Mohga Kamal-Yanni, a policy adviser to UNAIDS and other organisations who recently co-wrote a paper citing problems with the Gates Foundation’s influence in the pandemic, says that Wellcome’s investments raise critical questions around transparency and accountability.5

“In covid, these two words have such a huge meaning because we need to know that decisions are being made based on evidence and science,” she tells The BMJ. “Do we know which companies they are talking to? How they make the decisions about funding a particular company—or this product or that one?”

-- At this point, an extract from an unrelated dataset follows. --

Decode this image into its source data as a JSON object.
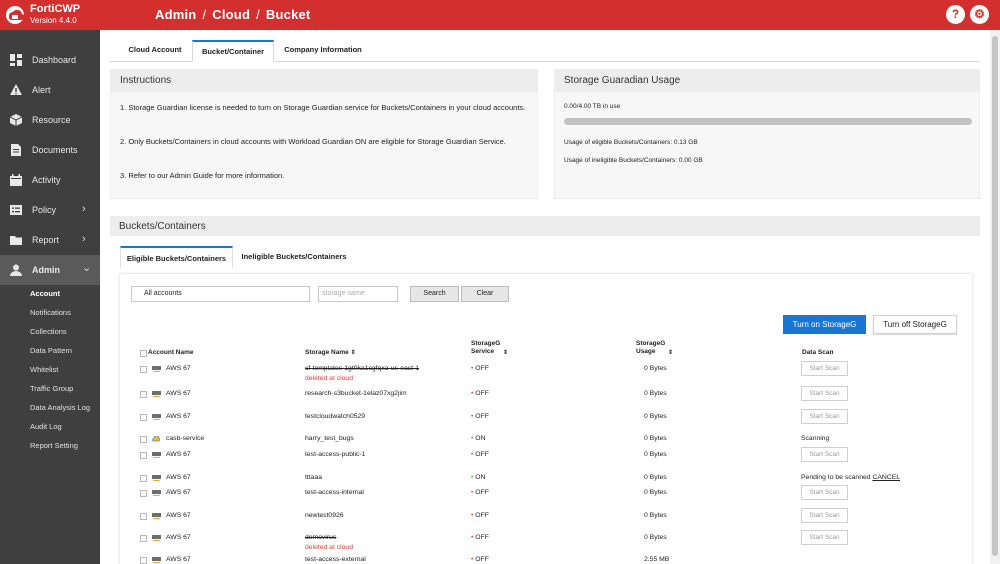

The Wellcome Trust disputes that its investments compromise—or conflict with—its independence. “We are not aware of any situation in our relations with . . . the ACT Accelerator in which a conflict has arisen as a result of our investment portfolio, or in which it would have been necessary for Wellcome representatives to recuse themselves,” a spokesperson said, declining to comment on its investments in Novartis or Roche. “We would never make decisions or advise others about the pandemic response for a reason other than public health.”

Wellcome’s supporters describe the deep well of biomedical expertise the charity brings to the pandemic, prominently from its director, Jeremy Farrar, a famed infectious disease researcher who is credited with playing leading roles in previous outbreaks of Ebola and avian influenza.6,7

Kenny Baillie, a research group leader in the department of genetics and genomics at the University of Edinburgh who has received research funding from Wellcome, says that the charity also deserves credit as a “beacon of probity and good governance.”

He explains, “I certainly can speak to my personal experience interacting with the science side, and there’s been no attempt to influence me or any other researcher I know from doing the best science to benefit humanity.” Yet it is still not clear what governance structures are in place to guarantee that Wellcome’s vast endowment does not influence its agenda setting role through WHO or its other work in the pandemic.

Unitaid, which co-leads the WHO ACT Accelerator project, says that it has a “clear mutual understanding” with Wellcome “that relevant institutional interests will be transparently disclosed.” But, Unitaid told The BMJ last December, “We have not received any declaration of conflict of interest.”

Marc Rodwin, professor of law at Suffolk University in Boston, Massachusetts, says that institutions with financial conflicts of interest can still make valuable contributions to the pandemic response but should not be in a position of influence or decision making.

“I’d go back further than just saying they should recuse themselves from particular decisions. Why are they being chosen in the first place to be in these positions [of authority]?” he asks. “I like the concept of epidemiological risk factor here—it’s just introducing a level of risk that is unnecessary. When there’s a lot of money going around, you don’t want to have those kinds of financial conflicts that can sway those decisions.”